# Math Help - indices problem

1. ## indices problem

Solve the equation $3^{x+3}-3^{x+2}=2$

2. I seem to be having trouble working out this one... can someone show me what I did wrong?

$3^{x+3}-3^{x+2}=2$

$\log{3^{x+3}}-\log{3^{x+2}}=\log{2}$

$(x+3)\log{3}-(x+2)\log{3}=\log{2}$

$x\log{3} + 3\log{3} - x\log{3} - 2\log{3} = \log{2}$

$x\log{3}- x\log{3} = \log{2}- 3\log{3} + 2\log{3}$

The x's cancel eachother out... and I don't know where went wrong.

(By the way, x is a whole number)

3. Hi, DavdM, log is NOT linear function : log(a+b) is NOT equal to log(a)+log(b).

Here, we can write :

$3^{x+3}-3^{x+2}=2$
$3^{x+2}.(3-1)=2$
$3^{x+2}.2=2$
$3^{x+2}=1$
finally, $x=-2$

4. Originally Posted by thorin
$3^{x+2}.(3-1)=2$
I'm not getting where you got the (3-1) from.

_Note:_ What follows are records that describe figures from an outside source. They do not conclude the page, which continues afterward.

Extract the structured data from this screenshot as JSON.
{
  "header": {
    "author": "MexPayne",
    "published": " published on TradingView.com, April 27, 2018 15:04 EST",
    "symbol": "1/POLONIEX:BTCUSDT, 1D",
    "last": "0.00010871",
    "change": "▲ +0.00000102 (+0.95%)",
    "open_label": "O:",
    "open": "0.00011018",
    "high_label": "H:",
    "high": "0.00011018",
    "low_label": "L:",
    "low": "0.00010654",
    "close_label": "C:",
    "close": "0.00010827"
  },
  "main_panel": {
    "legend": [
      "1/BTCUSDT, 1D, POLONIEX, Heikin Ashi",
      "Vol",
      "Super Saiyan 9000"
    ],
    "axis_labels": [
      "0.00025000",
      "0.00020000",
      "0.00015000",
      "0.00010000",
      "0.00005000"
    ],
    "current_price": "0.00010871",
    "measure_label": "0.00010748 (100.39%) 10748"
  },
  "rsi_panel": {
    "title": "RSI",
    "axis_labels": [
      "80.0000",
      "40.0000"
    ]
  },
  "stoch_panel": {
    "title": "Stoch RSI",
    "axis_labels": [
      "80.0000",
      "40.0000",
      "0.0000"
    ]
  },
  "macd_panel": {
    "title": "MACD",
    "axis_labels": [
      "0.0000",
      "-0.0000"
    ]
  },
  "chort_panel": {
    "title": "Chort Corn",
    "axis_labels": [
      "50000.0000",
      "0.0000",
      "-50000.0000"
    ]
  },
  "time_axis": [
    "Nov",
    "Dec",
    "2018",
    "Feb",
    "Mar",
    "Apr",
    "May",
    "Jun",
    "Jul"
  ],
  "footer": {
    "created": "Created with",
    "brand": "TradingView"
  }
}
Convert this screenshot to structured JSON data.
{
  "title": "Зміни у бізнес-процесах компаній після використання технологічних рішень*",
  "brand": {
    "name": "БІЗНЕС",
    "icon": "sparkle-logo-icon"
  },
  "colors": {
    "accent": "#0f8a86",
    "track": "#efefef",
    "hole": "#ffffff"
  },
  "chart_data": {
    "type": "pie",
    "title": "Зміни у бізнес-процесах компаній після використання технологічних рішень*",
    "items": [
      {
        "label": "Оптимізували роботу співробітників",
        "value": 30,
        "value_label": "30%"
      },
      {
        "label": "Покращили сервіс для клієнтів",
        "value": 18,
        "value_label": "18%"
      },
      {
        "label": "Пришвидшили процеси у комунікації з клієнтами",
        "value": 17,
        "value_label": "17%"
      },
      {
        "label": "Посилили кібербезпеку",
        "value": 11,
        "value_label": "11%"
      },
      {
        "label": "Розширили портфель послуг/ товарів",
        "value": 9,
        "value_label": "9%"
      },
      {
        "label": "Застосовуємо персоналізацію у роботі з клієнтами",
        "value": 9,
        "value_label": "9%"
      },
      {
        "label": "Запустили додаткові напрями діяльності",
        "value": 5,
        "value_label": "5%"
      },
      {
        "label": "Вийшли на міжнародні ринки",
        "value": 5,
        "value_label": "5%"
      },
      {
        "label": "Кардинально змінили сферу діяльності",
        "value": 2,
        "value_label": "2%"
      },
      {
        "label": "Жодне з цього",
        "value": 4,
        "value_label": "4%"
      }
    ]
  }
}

Please to explain?

5. $3^{x+3}-3^{x+2}=3.3^{x+2}-1.3^{x+2}=3^{x+2}.(3-1)$

6. Oh i get it.

7. Another way to do it: by the laws of exponents, $3^{x+ 3}= (3^x)(3^3)= 27(3^x)$ and $3^{x+ 2}= (3^x)(3^2)= 9(3^x)$. The equation becomes $3^{x+3}- 3^{x+ 2}= 27(3^x)- 9(3^x)= 18 (3^x)= 2$ so that $3^x= \frac{2}{18}= \frac{1}{9}$. Since $9= 3^2$, $\frac{1}{9}= 3^{-2}$ so we have, finally, $3^x= 3^{-2}$ and x= -2.